Interpretations of Photographs

04.04.11 | Comment Below

On the photography website of photo.net we recently had a lively discussion regarding a very flowery description of the photographic process written by an unknown person and appearing in a 1966 edition of Life Magazine.  The flowery description and ensuing discussion can be found here.  Of the many posted comments (most aimed at the original poster who commenters assumed, incorrectly, had written the prose himself), one comment in particular stood out in my mind.  It was written by Mark Drutz, who offered the following thought:

“If you are saying that a photograph has a meaning beyond what was intended by the photographer, I agree. A photograph is a bit like an inkblot. We each can see something in it that others, including the person who took it, does not see. We all perceive things, including photographs, through conscious and subconscious filters that affect the way we perceive them.”
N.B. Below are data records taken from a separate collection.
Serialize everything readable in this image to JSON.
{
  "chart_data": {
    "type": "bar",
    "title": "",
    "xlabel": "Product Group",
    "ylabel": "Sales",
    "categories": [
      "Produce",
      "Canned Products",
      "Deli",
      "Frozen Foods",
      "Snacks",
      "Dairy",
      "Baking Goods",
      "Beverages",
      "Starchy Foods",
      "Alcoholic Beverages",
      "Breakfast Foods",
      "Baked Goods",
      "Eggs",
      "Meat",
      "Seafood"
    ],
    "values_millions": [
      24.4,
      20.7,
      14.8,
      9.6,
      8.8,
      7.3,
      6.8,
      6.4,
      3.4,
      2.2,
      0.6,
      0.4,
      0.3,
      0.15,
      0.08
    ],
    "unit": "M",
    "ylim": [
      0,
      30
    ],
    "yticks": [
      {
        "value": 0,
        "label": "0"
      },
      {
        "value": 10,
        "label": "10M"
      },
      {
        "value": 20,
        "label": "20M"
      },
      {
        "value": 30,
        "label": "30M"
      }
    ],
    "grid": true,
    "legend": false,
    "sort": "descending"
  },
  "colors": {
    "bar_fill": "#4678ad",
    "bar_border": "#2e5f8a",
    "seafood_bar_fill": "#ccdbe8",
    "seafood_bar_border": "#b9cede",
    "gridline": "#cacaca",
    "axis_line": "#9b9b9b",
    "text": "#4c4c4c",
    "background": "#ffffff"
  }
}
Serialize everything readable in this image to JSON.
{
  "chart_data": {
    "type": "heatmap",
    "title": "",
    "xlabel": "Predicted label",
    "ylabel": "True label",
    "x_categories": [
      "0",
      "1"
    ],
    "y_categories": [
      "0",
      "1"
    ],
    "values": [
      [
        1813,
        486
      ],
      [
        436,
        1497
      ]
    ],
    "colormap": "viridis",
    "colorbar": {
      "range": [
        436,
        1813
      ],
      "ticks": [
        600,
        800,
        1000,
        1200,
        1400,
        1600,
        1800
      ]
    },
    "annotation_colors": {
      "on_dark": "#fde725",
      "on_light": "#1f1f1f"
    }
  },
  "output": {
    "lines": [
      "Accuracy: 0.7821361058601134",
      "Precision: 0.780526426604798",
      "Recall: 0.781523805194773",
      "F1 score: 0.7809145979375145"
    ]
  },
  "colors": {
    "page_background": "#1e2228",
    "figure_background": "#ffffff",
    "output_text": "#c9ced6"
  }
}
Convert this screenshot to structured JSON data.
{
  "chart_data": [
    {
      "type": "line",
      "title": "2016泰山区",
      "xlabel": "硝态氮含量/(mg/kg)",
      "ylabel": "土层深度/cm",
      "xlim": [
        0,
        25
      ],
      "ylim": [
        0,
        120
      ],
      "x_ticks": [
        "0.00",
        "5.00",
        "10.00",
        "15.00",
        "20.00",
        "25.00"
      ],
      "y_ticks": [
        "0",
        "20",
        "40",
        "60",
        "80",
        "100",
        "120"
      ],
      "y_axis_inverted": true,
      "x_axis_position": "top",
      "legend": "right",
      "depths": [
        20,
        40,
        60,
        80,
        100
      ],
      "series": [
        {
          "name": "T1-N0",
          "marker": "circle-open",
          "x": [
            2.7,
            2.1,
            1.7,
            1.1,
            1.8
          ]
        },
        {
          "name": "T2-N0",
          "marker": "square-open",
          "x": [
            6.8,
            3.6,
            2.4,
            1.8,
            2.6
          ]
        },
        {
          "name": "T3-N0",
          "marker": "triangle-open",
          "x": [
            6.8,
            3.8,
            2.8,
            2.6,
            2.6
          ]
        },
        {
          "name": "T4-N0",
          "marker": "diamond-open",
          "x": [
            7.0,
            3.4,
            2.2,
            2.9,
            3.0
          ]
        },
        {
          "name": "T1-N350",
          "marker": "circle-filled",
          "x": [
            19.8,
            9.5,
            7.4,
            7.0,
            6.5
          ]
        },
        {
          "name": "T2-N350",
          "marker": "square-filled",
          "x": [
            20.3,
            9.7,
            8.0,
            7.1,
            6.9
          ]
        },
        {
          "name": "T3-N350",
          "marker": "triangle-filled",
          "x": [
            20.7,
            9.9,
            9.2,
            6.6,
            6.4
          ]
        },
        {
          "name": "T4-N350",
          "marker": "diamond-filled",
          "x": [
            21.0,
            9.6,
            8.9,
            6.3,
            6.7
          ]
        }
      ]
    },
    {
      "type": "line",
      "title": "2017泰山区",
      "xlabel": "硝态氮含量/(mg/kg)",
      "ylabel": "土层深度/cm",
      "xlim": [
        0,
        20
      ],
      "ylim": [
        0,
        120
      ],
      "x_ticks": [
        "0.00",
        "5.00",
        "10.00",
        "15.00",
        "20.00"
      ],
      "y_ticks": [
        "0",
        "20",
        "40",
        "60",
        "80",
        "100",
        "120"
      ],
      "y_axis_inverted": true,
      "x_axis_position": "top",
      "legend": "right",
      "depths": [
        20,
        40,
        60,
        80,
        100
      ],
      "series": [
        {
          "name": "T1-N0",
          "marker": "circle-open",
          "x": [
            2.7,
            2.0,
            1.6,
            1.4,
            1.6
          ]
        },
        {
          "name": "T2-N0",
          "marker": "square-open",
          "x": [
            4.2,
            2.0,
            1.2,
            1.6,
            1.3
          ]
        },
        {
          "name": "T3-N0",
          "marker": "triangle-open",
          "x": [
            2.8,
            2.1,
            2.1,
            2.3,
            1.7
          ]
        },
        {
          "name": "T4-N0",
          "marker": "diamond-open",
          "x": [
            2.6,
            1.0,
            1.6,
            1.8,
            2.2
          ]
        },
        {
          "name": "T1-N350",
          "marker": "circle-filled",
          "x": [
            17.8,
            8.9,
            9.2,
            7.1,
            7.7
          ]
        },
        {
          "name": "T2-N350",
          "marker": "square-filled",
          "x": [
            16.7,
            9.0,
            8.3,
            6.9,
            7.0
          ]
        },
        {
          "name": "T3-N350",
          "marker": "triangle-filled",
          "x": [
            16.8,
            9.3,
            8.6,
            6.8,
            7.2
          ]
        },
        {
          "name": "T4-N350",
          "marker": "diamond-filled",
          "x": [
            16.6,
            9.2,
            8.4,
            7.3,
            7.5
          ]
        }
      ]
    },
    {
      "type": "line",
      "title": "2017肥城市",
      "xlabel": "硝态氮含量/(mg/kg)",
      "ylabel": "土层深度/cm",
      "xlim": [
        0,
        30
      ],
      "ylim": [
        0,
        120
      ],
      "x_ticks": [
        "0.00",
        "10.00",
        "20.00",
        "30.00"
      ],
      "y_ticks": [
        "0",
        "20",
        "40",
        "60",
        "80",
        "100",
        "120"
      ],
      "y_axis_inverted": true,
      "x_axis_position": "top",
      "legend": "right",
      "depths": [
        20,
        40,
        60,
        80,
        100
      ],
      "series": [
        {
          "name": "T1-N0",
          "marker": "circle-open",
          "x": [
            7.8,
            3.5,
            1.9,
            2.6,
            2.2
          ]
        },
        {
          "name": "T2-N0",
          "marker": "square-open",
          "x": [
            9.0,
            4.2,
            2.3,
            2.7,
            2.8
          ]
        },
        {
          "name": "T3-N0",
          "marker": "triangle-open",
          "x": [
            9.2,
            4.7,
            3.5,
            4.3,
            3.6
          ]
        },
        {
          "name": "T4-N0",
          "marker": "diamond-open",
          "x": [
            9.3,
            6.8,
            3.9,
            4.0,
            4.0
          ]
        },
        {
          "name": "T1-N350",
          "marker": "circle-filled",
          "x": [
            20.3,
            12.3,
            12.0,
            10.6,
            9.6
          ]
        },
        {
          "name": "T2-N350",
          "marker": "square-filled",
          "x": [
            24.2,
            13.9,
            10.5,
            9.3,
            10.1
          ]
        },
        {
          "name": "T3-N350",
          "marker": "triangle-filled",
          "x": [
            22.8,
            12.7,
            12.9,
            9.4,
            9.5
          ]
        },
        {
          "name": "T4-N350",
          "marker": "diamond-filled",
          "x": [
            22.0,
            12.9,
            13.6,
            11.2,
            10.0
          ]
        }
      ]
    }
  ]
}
I thought that was a very good summary of how we all view photographs, largely at a subconscious level.  There is such a great range of human experience and therefore individual interpretations of the artistic expression embodied in a photograph.  People make different kinds of photographs for different reasons, people view this diversity of photographs from very different points of view, and any number of interpretations or feelings may be generated among viewers by a single photograph.  It’s sometime surprising what thoughts and emotions our photographs may generate in our viewers.

This is yet another reason why I find the world of photography to be such a fascinating as well as challenging endeavor.  It helps to explain why I enjoy devoting my time and energy (and, with the purchase of a new camera system, my limited financial resources) to photography.  I suspect other photographers may feel the same, although it may take a statement like that made by Mark Drutz to bring this to a more conscious level.